Chapter 7 shows that bylaws are unseen by homeless people who are not given notice as to the actual rules laid out in the law. For example, as a direct response to the case law finding that bylaws have to allow some overnight camping, some municipalities have carved out camping zones in certain public spaces. But often these municipalities do not indicate (e.g., through signs) where camping is or is not permitted. As a result, unhoused people may be found in violation of a bylaw and subject to eviction as a result.

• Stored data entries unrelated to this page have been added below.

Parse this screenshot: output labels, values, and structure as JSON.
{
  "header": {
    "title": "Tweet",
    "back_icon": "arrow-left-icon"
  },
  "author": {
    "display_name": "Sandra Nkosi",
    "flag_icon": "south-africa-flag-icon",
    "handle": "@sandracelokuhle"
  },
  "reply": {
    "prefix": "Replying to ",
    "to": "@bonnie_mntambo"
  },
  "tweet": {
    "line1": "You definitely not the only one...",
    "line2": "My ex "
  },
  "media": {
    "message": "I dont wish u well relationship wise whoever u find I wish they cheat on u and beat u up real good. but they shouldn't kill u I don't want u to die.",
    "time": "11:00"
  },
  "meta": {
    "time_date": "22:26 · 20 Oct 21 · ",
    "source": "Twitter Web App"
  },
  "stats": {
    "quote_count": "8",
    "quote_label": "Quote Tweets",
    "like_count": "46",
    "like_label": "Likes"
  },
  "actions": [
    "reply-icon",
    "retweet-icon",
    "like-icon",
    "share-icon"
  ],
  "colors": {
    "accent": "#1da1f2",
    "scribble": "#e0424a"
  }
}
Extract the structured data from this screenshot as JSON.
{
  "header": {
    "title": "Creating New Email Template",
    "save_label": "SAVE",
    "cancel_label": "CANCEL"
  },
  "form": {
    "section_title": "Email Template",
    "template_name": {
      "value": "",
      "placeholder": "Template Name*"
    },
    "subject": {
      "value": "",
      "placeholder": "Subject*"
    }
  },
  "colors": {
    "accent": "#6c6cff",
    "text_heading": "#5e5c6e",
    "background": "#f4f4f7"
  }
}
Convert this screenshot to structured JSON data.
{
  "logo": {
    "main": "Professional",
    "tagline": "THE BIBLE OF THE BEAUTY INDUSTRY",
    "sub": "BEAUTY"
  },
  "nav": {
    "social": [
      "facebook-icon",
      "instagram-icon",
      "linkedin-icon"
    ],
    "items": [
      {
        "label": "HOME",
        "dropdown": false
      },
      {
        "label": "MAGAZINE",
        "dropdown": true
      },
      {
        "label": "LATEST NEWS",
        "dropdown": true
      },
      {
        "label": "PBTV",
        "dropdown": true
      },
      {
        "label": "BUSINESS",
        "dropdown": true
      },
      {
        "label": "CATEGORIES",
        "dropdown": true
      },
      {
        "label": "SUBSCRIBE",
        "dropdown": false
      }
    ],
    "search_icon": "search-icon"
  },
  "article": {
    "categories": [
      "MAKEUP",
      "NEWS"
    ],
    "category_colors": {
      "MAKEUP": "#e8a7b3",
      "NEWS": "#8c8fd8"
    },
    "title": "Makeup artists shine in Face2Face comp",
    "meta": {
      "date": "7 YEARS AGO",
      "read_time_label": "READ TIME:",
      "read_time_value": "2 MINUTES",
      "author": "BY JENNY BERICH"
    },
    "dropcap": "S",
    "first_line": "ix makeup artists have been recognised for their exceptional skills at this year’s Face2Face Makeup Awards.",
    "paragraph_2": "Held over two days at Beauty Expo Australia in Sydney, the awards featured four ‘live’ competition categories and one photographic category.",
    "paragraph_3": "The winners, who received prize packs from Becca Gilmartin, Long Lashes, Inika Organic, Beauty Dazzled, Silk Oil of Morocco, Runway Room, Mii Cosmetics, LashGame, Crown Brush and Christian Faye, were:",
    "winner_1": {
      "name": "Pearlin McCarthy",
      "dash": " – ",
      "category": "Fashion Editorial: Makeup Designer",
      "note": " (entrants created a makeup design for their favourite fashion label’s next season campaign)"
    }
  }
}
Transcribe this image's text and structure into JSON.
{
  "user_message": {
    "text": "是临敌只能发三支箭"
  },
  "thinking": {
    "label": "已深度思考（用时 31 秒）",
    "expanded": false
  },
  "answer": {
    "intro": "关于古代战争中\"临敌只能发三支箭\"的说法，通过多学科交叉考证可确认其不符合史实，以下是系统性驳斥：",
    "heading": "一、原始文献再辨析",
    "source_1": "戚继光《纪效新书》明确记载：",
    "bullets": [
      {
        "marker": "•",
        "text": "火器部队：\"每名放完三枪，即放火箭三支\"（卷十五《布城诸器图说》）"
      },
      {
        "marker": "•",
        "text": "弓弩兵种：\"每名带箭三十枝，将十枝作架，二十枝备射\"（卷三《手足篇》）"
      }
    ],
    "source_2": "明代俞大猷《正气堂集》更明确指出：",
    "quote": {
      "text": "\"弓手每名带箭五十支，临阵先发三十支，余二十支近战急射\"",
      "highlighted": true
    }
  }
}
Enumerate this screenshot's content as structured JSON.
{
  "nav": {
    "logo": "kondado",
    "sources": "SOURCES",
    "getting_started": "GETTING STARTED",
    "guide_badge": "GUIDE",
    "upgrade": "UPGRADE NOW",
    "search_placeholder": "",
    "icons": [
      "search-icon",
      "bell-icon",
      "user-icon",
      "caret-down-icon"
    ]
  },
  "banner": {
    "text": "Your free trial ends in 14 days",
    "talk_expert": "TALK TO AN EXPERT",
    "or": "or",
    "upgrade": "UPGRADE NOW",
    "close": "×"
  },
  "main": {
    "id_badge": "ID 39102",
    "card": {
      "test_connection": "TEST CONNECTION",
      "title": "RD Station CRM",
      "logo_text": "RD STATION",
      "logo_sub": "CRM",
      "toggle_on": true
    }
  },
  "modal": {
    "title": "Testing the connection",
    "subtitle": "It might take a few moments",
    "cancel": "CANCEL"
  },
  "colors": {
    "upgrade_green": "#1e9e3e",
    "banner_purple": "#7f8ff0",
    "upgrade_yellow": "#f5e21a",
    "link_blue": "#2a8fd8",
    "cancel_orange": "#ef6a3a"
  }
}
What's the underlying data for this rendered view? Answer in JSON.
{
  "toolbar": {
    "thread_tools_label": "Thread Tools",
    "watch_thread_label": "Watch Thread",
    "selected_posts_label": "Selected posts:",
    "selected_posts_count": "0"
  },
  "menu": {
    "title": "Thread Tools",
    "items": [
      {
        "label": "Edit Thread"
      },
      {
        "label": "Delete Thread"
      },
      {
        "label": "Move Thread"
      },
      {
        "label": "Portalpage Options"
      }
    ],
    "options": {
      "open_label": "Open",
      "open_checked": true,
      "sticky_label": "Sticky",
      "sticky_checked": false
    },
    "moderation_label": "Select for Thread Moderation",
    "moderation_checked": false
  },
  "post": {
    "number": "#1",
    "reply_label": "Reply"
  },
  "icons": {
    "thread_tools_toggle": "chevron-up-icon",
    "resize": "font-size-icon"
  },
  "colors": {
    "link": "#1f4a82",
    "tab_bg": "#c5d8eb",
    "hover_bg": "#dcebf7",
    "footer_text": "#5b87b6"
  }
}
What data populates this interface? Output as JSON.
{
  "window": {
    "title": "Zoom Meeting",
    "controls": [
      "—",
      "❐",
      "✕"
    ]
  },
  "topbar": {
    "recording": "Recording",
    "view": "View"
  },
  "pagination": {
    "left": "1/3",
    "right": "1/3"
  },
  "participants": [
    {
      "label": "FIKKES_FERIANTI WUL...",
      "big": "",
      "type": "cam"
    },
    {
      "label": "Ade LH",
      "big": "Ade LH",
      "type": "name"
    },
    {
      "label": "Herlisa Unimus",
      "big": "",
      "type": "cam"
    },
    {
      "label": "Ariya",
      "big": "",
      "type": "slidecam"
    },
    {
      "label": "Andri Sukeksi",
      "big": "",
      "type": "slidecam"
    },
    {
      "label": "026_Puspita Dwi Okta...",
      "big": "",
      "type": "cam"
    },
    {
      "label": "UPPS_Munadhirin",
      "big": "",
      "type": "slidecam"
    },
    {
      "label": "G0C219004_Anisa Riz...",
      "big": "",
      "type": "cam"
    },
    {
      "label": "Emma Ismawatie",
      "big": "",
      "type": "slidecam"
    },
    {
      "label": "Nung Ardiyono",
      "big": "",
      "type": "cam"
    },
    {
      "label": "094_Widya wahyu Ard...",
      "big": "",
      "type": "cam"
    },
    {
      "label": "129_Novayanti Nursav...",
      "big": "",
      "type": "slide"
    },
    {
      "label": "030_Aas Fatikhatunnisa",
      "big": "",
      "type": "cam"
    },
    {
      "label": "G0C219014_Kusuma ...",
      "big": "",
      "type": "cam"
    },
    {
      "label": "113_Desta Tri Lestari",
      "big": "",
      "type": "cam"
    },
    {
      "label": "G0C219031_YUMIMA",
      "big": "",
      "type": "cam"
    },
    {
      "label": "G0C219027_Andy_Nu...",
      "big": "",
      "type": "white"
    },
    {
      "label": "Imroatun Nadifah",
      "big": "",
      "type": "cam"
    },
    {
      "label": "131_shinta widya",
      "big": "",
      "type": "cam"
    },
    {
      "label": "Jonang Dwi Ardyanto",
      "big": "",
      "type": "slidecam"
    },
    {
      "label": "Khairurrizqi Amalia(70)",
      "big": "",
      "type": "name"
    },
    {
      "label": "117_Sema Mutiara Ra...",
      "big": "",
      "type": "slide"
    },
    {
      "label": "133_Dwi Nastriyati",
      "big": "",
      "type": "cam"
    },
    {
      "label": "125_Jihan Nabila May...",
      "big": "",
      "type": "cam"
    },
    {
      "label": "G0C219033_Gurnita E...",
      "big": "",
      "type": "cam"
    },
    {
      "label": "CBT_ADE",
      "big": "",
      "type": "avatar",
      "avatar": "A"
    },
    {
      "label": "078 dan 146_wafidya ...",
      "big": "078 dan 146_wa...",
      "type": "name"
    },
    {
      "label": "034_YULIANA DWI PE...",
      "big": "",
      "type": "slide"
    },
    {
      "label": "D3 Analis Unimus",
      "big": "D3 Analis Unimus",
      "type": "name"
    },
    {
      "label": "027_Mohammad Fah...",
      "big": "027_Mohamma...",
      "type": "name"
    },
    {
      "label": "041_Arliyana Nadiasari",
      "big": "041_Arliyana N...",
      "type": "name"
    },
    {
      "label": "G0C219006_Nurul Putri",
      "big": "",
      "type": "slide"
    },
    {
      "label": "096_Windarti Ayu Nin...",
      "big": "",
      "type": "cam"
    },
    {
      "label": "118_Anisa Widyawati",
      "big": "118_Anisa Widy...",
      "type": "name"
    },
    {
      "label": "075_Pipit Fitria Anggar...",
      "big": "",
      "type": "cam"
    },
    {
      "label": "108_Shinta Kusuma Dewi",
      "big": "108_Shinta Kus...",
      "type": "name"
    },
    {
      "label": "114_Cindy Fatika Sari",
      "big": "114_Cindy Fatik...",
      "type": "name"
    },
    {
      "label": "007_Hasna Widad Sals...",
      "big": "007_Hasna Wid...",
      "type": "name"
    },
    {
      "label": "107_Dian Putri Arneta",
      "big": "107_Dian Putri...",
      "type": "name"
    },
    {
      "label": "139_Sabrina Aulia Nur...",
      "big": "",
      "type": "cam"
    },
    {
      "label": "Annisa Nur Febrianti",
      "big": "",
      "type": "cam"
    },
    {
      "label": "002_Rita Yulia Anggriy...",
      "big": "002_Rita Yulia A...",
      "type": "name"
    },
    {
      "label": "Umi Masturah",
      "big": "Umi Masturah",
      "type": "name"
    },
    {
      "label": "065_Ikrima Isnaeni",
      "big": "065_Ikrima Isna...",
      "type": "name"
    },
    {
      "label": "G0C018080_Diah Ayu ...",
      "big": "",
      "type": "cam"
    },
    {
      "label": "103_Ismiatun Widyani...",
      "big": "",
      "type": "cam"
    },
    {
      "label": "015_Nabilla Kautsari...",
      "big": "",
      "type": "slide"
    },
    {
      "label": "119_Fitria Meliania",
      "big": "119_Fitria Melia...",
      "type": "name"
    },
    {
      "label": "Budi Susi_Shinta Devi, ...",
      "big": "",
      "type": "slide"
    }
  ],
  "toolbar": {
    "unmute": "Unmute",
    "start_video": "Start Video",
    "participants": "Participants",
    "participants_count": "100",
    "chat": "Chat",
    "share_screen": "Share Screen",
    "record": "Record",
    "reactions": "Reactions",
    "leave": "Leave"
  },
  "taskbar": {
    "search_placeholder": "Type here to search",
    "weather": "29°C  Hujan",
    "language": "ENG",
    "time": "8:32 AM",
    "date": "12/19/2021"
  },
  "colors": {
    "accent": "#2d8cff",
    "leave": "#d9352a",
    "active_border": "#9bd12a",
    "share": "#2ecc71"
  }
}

Flynn and Hermer conclude The Bylaw State by reflecting on the limits of seeking justice for unhoused people in the courts. While I generally agree with their critique, the most recent US Supreme Court decision on sheltering on public property has laid bare the importance of even the narrowest of constitutional wins. In that case, City of Grants Pass v Johnson, a majority of the Supreme Court held that generally applicable ordinances banning camping on public property do not violate the Eighth Amendment’s Cruel and Unusual Punishment Clause.Footnote 5 The majority explicitly reversed Martin v Boise—a Ninth Circuit decision that prevented municipalities from enforcing their anti-camping ordinances when the number of homeless people in their jurisdiction exceeded the number of “practically available” shelter spaces.Footnote 6
Since the decision in Grants Pass, municipalities across the United States have enacted outright bans on camping in their jurisdiction under which violators of those bans may be criminally charged and prosecuted.Footnote 7 One of the many problems with giving municipalities such broad powers over public property is that it enables localities that are by definition parochial and self-interested to expel homeless people from their jurisdiction and push them into another.Footnote 8 This creates a cycle in which homeless people are being moved around to different places not just within a locality, but between localities. Building on the important and timely work of Flynn and Hermer, future research may consider how bylaws can be used to control the movement and existence of homeless people inside and outside of the jurisdiction in which they are enacted. Such research would bolster the case that municipalities have immense power over the physical, social and political landscape of Canada.